Cross-Gateway Task Refcounting

The usageRefcount field on UnitTaskInstance CRs is the core mechanism for safe task lifecycle management across gateway replicas.

Registration (`declare_used`)

When a gateway registers an app and needs to deploy unit tasks:

The gateway computes a canonical task key and acquires a Kubernetes Lease (coordination.k8s.io/v1) for that key.
While holding the lease, it searches existing UnitTaskInstance CRs for an equivalent configuration (matching definitionRef, config, and executionDescriptorName).
If a matching CR is found: The task is already deployed in the cluster by another gateway. The gateway increments the CR's usageRefcount and skips the gRPC deployment call to the Resource Manager.
If no matching CR is found: The gateway creates a new CR with usageRefcount=1 and issues a gRPC DeployUnitTask call to the Resource Manager.
The lease is released after the critical section completes.

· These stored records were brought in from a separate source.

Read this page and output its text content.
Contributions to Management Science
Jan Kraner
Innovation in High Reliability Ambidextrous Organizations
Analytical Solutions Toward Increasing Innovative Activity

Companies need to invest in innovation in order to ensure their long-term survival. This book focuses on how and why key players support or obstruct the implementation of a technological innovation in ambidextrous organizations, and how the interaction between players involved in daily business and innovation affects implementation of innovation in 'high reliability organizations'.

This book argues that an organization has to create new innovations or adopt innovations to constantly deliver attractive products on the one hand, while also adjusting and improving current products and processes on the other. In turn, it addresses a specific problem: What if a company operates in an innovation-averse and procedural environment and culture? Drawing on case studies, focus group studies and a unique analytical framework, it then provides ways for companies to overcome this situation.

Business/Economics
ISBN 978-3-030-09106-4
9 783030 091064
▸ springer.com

Unregistration (`declare_not_used`)

When a gateway unregisters an app and releases unit tasks:

The gateway decrements its local usage counter. If it reaches 0, the gateway proceeds to check the CR.
The gateway acquires the same per-task Kubernetes Lease used by registration.
While holding the lease, it decrements the CR's usageRefcount.
If the CR refcount reaches 0: The gateway performs gRPC TeardownUnitTask and CR deletion while still holding the lease.
If the CR refcount is still > 0: The gateway releases only local state; the shared deployment remains active.

Concurrency Notes

Lease-based serialization removes the lost-update race for concurrent register/unregister operations on the same logical task by enforcing a single writer per task key.

The lock is time-bounded (leaseDurationSeconds), so very long critical sections can still require careful tuning of lease duration and retry behavior.

Invocation on Non-Registering Gateways

When an invocation request lands on a gateway that did not handle the original registration, its local TaskManager state may be empty. Before matching tasks, the gateway calls _ensure_tasks_from_crs() which lists all UnitTaskInstance CRs and reconstructs UnitTask objects via the TaskRegistry. This populates local state on-demand so the invocation can proceed normally.

What Stays Local

While control-plane metadata is shared, certain state remains local to each gateway process:

WebSocket sessions (SessionManager): Active sessions are bound to specific TCP connections and cannot be migrated between replicas.
In-process module caches: Each gateway replica independently executes (exec()) the application source code from the CRD to materialize Python ModuleType objects.
Active streams: HTTP streaming responses and SSE connections are tied to the replica handling the request.
Transport clients: Local aiohttp sessions, gRPC channels, and OpenTelemetry exporters are per-process.

Registration Flow

When a client registers an application, the following distributed flow occurs:

A client sends a POST /app/register request, which is routed to any gateway replica.
Validation of the source code happens first, followed by the creation of an AppInstance CR with state=NOT_READY.
Next, the gateway requests task deployment through the TaskManager. For each task, the CR-based refcount mechanism is used (see above) to either reuse an existing deployment or create a new one.
Upon successful deployment, the AppInstance CR state is updated to READY and the LatestAppRV singleton is bumped.
A call to sync_watchers() then blocks until the local watcher has caught up to the new resource version.
Finally, the gateway returns success to the client. The application is now ready to be invoked from any replica in the cluster.

Invocation Flow

When an invocation request hits a gateway replica:

The gateway checks its local cache for the application's materialized module.
If the module is not found, a lookup occurs in the AppRegistry cache (populated by the CRD watcher).
When an app is found and its state is READY, the gateway materializes the ModuleType from the stored source code and caches it locally.
If the local TaskManager has no tasks, it synchronizes from UnitTaskInstance CRs to populate task state.
Normal invocation logic then proceeds as usual.